Criticism of the Collegium System:

  • Opaqueness and a lack of transparency.
  • Scope for nepotism.
  • Embroilment in public controversies.
  • Overlooks several talented junior judges and advocates.
  • Attempts to reform the Appointment System:
  • The attempt made to replace it by a ‘National Judicial Appointments Commission’ was struck down by the court in 2015 on the ground that it posed a threat to the independence of the judiciary.

What is the news?

  • The Chief Justice of India, N.V. Ramana, asked the Chief Justices of High Courts to ensure that recommendations for judicial appointments to the High Courts reflect the social diversity of the country.
  • Chief Justice Ramana said this during his first-ever live and direct interaction with High Court Chief Justices. The discussion spanned two days and four sessions.
  • The CJI also placed before the Chief Justices of High Courts the representations made by various Bar bodies to include lawyers primarily practising in the Supreme Court in the zone of consideration while recommending the names of judges for their High Courts
  • The CJI also reminded the Chief Justices to expedite the process of filling up vacancies, particularly in the High Courts.
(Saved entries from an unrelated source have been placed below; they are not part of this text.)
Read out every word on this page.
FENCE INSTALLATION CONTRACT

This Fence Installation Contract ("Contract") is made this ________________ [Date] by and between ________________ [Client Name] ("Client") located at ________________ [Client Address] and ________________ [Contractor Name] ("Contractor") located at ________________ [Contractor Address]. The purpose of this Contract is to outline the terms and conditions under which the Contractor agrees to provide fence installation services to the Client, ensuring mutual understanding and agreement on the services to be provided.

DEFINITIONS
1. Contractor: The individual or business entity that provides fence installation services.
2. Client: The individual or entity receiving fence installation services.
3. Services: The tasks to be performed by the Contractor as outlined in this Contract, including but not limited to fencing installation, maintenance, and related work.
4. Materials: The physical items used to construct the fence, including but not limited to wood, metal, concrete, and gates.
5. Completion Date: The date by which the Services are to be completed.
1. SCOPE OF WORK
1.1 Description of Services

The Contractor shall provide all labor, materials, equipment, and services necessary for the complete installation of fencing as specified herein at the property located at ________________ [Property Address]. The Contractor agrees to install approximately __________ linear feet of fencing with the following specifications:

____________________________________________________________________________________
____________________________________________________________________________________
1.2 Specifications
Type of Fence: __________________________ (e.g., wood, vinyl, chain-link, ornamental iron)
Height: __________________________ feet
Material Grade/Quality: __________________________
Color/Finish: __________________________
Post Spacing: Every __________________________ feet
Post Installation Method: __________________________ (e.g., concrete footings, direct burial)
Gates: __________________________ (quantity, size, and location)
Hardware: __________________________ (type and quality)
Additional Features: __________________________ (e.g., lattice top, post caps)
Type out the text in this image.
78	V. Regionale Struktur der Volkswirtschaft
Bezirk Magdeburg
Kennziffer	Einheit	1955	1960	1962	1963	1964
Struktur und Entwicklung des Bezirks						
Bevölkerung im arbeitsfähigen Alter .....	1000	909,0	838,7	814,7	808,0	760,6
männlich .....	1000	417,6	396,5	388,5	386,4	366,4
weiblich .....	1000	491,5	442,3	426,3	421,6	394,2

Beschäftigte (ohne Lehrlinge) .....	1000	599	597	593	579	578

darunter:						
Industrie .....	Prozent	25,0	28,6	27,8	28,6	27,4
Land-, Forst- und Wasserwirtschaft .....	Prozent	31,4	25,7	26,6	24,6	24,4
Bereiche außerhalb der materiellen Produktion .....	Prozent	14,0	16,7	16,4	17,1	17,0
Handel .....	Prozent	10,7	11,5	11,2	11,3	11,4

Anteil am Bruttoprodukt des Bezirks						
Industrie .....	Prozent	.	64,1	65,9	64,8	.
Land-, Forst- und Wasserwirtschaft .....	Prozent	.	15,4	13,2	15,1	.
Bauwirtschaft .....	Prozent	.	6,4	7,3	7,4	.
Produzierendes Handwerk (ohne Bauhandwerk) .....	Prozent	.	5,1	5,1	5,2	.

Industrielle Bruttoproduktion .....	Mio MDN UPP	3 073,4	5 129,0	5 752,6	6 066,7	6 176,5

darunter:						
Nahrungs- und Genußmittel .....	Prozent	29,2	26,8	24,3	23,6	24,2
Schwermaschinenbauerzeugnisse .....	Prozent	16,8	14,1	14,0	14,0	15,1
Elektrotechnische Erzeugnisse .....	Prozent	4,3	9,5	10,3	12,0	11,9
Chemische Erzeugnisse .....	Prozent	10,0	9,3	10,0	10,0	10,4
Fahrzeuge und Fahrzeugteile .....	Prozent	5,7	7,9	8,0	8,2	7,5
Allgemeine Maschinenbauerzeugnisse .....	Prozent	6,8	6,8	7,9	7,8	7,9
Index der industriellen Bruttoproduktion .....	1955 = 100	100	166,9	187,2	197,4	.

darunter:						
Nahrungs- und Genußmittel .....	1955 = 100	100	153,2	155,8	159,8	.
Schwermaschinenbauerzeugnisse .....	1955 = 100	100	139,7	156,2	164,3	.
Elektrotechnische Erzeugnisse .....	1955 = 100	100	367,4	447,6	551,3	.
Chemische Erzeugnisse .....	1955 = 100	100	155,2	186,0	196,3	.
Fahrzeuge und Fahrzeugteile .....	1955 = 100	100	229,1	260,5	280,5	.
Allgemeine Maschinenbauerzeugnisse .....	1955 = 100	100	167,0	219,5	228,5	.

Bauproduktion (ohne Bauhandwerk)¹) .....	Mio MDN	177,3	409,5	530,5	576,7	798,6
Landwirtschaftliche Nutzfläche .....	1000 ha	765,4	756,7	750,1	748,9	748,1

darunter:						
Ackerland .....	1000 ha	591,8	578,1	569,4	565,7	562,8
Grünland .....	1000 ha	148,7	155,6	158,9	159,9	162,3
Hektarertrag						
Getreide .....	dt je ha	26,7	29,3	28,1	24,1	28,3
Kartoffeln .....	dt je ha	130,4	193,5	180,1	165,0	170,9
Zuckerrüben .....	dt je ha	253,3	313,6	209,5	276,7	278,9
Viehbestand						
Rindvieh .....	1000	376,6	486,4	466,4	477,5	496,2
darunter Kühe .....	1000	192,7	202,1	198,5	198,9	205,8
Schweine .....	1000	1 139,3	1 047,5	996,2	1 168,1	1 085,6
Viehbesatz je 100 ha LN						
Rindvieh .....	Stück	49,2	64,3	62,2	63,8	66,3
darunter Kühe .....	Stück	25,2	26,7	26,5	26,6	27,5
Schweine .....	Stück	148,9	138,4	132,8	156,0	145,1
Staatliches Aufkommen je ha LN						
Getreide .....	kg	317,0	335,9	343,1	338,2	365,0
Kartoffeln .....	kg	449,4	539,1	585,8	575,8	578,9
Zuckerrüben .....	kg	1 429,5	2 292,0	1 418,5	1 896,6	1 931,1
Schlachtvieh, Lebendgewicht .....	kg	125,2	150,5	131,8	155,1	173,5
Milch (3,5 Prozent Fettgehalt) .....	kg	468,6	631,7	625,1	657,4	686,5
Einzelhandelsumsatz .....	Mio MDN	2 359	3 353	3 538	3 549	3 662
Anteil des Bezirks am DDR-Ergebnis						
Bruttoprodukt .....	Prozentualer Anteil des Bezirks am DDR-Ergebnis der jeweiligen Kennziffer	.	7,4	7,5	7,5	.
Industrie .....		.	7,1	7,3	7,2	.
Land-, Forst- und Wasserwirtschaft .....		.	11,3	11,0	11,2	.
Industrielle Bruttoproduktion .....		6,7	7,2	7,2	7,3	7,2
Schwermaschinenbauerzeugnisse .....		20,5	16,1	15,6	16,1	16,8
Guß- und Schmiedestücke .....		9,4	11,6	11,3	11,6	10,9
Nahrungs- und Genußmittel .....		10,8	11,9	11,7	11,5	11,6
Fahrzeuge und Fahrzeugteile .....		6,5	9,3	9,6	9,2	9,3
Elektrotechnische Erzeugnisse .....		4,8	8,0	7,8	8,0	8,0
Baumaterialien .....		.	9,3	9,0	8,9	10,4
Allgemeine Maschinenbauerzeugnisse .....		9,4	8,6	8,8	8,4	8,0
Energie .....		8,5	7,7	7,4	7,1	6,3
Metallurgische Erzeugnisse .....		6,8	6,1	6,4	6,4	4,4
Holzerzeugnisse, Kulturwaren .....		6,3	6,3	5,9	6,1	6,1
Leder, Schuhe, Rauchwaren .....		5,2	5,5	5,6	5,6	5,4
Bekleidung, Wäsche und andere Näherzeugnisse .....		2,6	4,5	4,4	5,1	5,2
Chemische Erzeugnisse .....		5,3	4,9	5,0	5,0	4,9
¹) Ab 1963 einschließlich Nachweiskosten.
This was a follow up to the letter the CJI had written to the CJs of High Courts in the first week of May.
  • During the interaction, the Chief Justice of Madras HC told the CJI about the vaccine hesitancy seen in some areas of the State. The Chief Justice of the Madras High Court, however, conveyed his satisfaction with the cooperation given by the Tamil Nadu government in the vaccination drive.
  • The session also saw the CJI convey to the Chief Justices his vision to draw from the experience of the pandemic and build modern, self-contained courts with a permanent facility to hold virtual hearings in every courtroom. He reiterated his wish to create a National Judicial Infrastructure Corporation and take forward a “nation plan” for judicial infrastructure.
  • The High Court Chief Justices also flagged the apparent “digital divide” seen in rural and tribal areas. They said the lack of digital connectivity had impacted judicial functioning. A proposal for mobile video conferencing vans was discussed. Chief Justice Ramana assured the High Courts that the Supreme Court would take up with the Centre the highlighted issues regarding sufficient vaccine supply, connectivity and court infrastructure.